Linux Farm Batch Management • New Condor-based batch system with custom PYTHON front-end to replace old batch system. Fully deployed in Linux Farm. • Use of Condor DAGman functionality to handle job dependencies. • New system solves scalability problems of old system. • Upgraded to Condor 6.6.5 (latest stable release) to implement advanced features (queue priority and preemption).
Linux Farm Batch Management (cont.) • LSF v5.1 widely used in Linux Farm, specially for data analysis jobs. Peak rate of 350 K jobs/week. • LSF possibly to be replaced by Condor if the latter can scale to similar peak job rates. Current Condor peak rates of 7 K jobs/week. • Condor and LSF accepting jobs through GLOBUS. • Condor scalability to be tested in ATLAS DC 2.
Monitoring • Mix of open-source, RCF-designed and vendor-provided monitoring software. • Persistency and fault-tolerant features. • Near real-time information. • Scalability requirements.
Security & Authentication • Two layers of firewall with limited network services and limited interactive access through secure gateways. • Migration to Kerberos 5 single sign-on and consolidation of password DB’s. NIS passwords to be phased-out. • Integration of K5/AFS with LSF to solve credential forwarding issues. Will need similar implementation for Condor. • Implemented Kerberos certificate authority.
Future Developments • HIS/HTAR deployment for UNIX-like access to HPSS. • Moving beyond NFS-served SAN with more scalable solutions (Panasas, IBRIX, Lustre, NFS v.4.1, etc). • dCache/SRM being evaluated as a distributed storage management solution to exploit high-capacity, low-cost local storage in the 1300+ node Linux Farm. • Linux Farm OS upgrade plans (RHEL?).
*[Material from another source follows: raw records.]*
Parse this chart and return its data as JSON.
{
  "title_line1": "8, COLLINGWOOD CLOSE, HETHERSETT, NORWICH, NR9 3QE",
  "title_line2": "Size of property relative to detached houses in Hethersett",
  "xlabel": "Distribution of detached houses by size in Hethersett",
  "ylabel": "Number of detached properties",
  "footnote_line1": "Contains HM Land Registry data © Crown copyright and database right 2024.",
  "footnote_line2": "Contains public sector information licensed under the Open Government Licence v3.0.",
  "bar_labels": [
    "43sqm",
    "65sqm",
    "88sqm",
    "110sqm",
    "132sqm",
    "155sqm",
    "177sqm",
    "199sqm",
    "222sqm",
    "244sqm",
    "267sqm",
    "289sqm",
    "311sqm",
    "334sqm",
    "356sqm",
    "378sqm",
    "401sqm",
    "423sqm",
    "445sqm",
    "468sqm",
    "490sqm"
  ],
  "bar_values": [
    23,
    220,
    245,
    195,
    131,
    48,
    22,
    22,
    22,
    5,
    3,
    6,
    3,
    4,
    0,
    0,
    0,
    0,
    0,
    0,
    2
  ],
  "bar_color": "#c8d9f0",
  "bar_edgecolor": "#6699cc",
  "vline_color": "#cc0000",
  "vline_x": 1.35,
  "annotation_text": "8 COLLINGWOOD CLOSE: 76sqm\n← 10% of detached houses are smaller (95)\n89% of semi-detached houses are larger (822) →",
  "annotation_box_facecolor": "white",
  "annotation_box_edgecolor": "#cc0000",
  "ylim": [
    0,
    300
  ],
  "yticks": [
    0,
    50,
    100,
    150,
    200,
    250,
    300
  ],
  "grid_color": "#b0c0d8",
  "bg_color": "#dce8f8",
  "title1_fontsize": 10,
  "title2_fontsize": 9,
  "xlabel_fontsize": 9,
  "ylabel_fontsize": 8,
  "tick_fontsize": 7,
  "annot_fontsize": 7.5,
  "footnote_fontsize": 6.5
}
US ATLAS Grid Testbed giis01 Information Server Condor pool amds Mover HPSS Globus RLS Server aftpexp00 AFS server Gatekeeper Job manager Globus-client aafs GridFtp 70MB/S Grid Job Requests atlas02 Internet 17TB Disks Local Grid development currently focused on monitoring, user management and support for DC2 production activities
Summary • RHIC run very successful. • Increasing staff levels to support increasing level of computing support activities. • On-going evaluation of scalable solutions (dCache, Panasas, Condor, etc) in a distributed computing environment. • Increased activity to support upcoming ATLAS DC 2 production.